India’s coal stocks breached 100 million tonne (mt) as power demand weakened, leading to lower coal sales since the outbreak of the novel coronavirus.
Coal India officials said the company continues to produce around 2.5 mt of coal daily, but less than 2 mt was dispatched to the power sector in the past 15 days which led stocks to pile up drastically in its pitheads.
While the coal stocks in the Maharatna company peaked to around 60 mt, coal stocks in power plants rose to 41.41 mt – the highest ever inventory level in the country till date.
Despite the overstock situation, coal output had peaked to a new high of 3.17 mt on 20 March 2020 – the highest ever single day production so far – overtaking the 3.14 mt production recorded on 25 March 2020.
Officials estimate that another 4 mt-5 mt of stock will be piled up at the pitheads by the end of the month. Before the Covid-19 outbreak in the country, around 4.5 mt of stocks was getting added every month on the average, however, in March 2020, the net stock addition is expected to be around 11-12 mt.
“It is happening because of a cascading effect. Lower industrial activity results in lower demand for power which in turn leads to lower coal demand”, a senior Coal India official said.
In fact, during the first 15 days of this month, when the scare around Covid-19 surfaced, electricity consumption stood at 51 billion units (BU) which is 3.6 per cent lower than the demand in the same period in 2019.
According to data from Central Electricity Authority, the coal stock is enough for plants to produce power for 24 days without any supply from Coal India.
Company sources suggested that power demand, until the first week of March had grown on a year-on-year basis, but it started to decline thereafter.
The official suggested that measures to contain the Covid-19 outbreak, included work from home, implying lower power demand from offices as well as schools, colleges, malls, cinema screens, parks and other public places shutting down temporarily.
“Now with the lockdown in place, demand for power is expected to go down further and hence the demand for coal as well”, the official at Coal India said.
Despite the outbreak, Coal India hasn’t suspended mining operations as it feels production and supply lines of coal needs to be kept open so that power generation remains unaffected and any exigency can be addressed.

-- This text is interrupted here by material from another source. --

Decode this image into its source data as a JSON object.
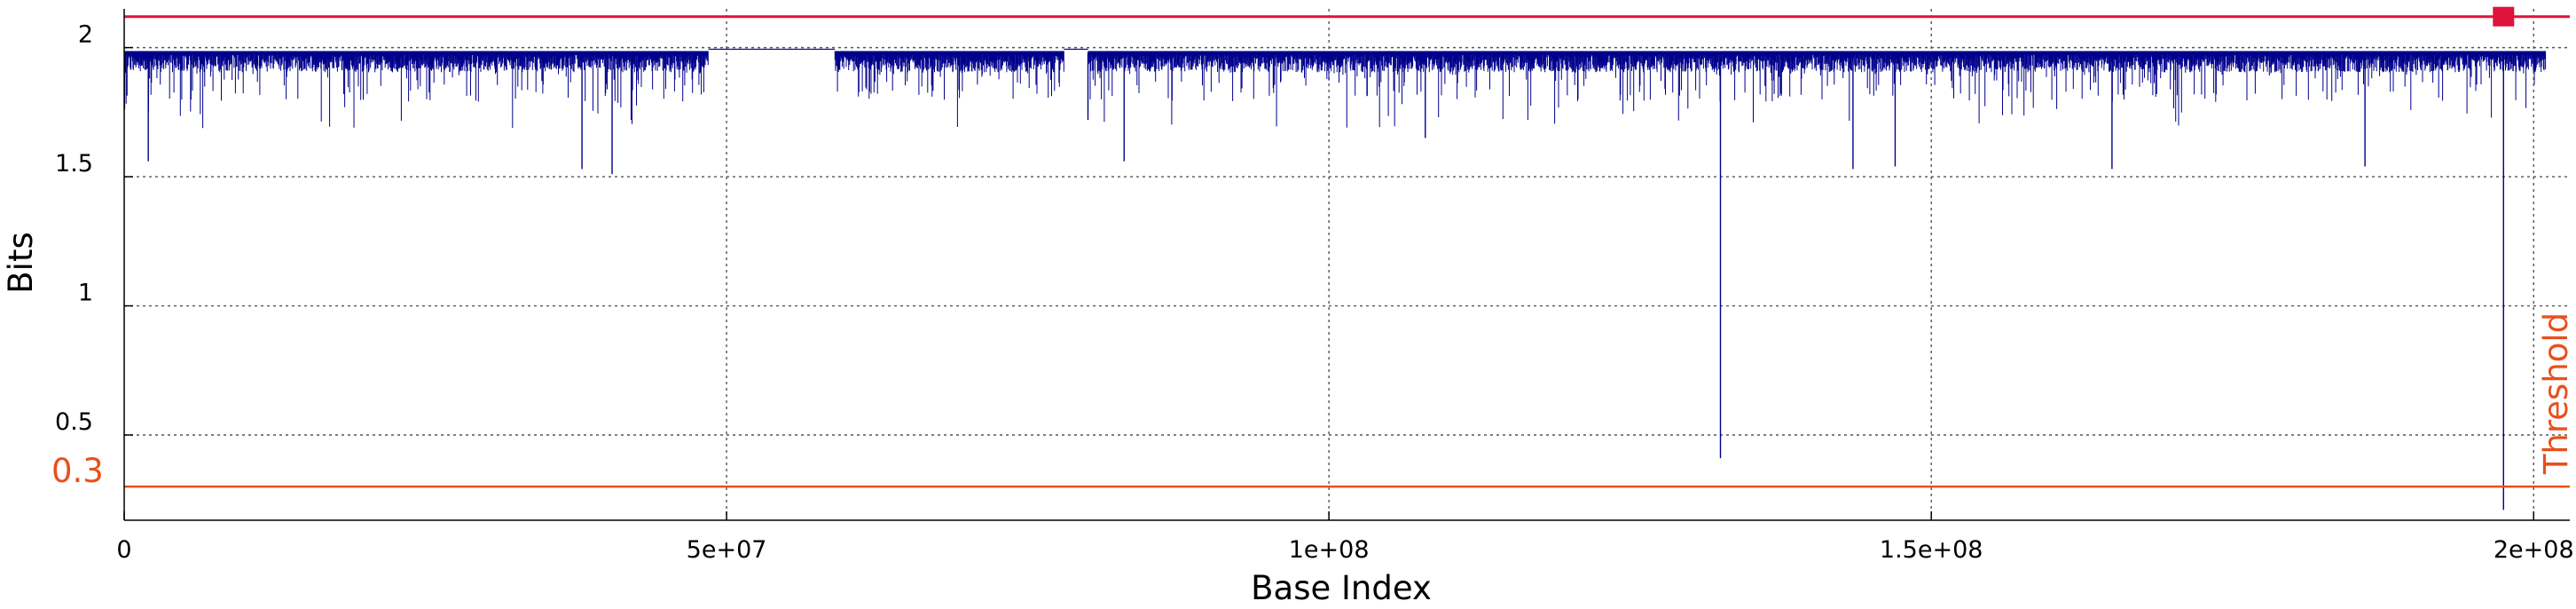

According to a Central Coalfields Ltd (CCL-a Coal India subsidiary) official, almost all power plants linked to CCL are directly or indirectly refusing to accept more coal supply.
“The hurdles faced by the company have reached to an unprecedented level, so much so that the power consumers have stopped making payments”, the CCL official said.
On the other hand, Coal India has suspended calculation of its annual stock measurement from April 1 to April 15 after the Centre and several state governments enforced mandatory travel restrictions.